The Australian public was given cause for some optimism with the announcement by Tony Abbott prior to the federal election that he intended to be the “prime minister for indigenous affairs” and that he would be “hands on”. Since becoming PM he has appointed, with fanfare, an Indigenous Advisory Council, which first met in December under the leadership of Warren Mundine. Unsurprisingly, this move has been divisive in the wider indigenous population (indeed there is a petition initiated by writer Ken Canning for it to be replaced by an elected body).
Abbott has many other pressing demands; he has alluded also to the sobriquet of “the infrastructure PM” and he could be a contender for the title of “tow/push the boats back PM” too – and much more. But his statements about indigenous affairs were clearly broadcast, and the implication was that he would brook no obstruction to pursuing it as a national – and personal – priority.
So it is surprising to hear rumours, just months after his seemingly heartfelt assurance, that he has reconsidered (or been forced to reconsider) his and the Coalition’s political investment.
While the Indigenous Advisory Council is now at the table and constitutional reform placed back on it, the setting is, so far, pretty humble. The main course may be a way off but the entrees are hardly satisfying.
Following on the heels of the announcement of funding cuts for legal services, Mundine has anticipated that Aboriginal and Torres Strait Islander Australians may have to share the pain of national economic recovery.
In Queensland, of course, they are already sharing it.
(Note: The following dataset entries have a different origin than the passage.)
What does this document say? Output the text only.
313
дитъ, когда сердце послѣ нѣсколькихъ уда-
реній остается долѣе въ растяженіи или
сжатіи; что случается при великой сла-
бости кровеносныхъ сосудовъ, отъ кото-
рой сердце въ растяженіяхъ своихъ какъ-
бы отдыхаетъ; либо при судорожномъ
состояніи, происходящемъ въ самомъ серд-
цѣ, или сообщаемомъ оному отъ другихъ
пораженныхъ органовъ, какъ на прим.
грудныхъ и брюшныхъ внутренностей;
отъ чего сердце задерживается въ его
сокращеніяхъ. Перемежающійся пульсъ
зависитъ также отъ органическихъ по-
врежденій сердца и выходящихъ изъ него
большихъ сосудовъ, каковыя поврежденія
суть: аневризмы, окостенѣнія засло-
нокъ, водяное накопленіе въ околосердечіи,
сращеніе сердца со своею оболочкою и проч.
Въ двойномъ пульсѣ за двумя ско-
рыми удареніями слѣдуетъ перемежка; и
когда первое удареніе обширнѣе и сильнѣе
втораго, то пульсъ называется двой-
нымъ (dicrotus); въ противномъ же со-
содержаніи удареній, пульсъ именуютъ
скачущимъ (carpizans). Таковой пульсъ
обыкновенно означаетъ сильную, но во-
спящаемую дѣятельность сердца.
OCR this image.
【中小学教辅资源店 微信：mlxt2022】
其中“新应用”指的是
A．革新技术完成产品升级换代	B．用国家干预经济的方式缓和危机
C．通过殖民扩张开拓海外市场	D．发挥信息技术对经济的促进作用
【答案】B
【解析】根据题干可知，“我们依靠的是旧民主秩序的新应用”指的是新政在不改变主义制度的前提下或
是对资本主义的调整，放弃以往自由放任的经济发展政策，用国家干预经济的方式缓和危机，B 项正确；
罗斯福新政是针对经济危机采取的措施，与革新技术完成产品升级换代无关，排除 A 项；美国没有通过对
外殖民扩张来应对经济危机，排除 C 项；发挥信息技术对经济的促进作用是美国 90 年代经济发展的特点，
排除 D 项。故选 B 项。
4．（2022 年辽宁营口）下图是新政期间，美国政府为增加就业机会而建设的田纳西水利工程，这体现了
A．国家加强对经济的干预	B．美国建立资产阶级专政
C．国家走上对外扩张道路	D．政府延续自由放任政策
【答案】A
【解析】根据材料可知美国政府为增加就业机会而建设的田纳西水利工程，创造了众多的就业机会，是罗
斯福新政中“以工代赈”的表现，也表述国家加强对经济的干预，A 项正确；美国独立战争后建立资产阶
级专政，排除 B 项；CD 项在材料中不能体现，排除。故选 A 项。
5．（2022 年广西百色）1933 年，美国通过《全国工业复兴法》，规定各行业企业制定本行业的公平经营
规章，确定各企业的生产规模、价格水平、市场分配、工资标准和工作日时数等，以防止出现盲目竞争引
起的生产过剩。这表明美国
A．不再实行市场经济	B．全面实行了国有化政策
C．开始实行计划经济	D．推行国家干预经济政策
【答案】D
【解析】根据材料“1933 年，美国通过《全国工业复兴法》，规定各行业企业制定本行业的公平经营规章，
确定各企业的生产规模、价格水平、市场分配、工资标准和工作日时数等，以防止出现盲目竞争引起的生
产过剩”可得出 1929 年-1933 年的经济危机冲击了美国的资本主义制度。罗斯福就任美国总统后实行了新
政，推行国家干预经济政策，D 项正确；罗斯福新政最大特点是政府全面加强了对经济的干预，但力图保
Among the outcomes of the cuts and divestments since the change of the Queensland government has been a reduction in human resources and institutional capacity in population health and social programs which will have the greatest consequences for those most disadvantaged, the residents of remote Queensland Aboriginal communities.
As they have less visibility and voice, and as the effects will be delayed, it’s a safe political strategy. And, of course, it can always be passed off as a commonwealth responsibility.
Who should pay – commonwealth or state – has been argued ad nauseam. That has been and remains a major obstacle to effective action. But, in terms of responsibility, Abbott made a commitment – to the nation – that he would personally take on the challenge of making a difference for indigenous Australians.
I want to believe that it was sincere and that he understood, in making it, that it will require broad support and long-term effort. Whether he is sufficiently inclusive or overly reliant on particular individuals will be debated and will play out. But if he really is the “PM for indigenous affairs” then he needs to lead and be seen to do so – “hands on”. And he needs to be in there for the long haul.
These two issues, developmental determinants and opportunities, and assertive political leadership, are linked. Sufficient and sustained investment in the former is the surest means to effect significant gains in indigenous health (though perhaps not the most politically visible in the short term) and is dependent on the latter.
In election mode Abbott also frequently commented that “we say what we mean and we do what we say”. Now it’s time for doing.
Ernest Hunter is a medical practitioner in north Queensland.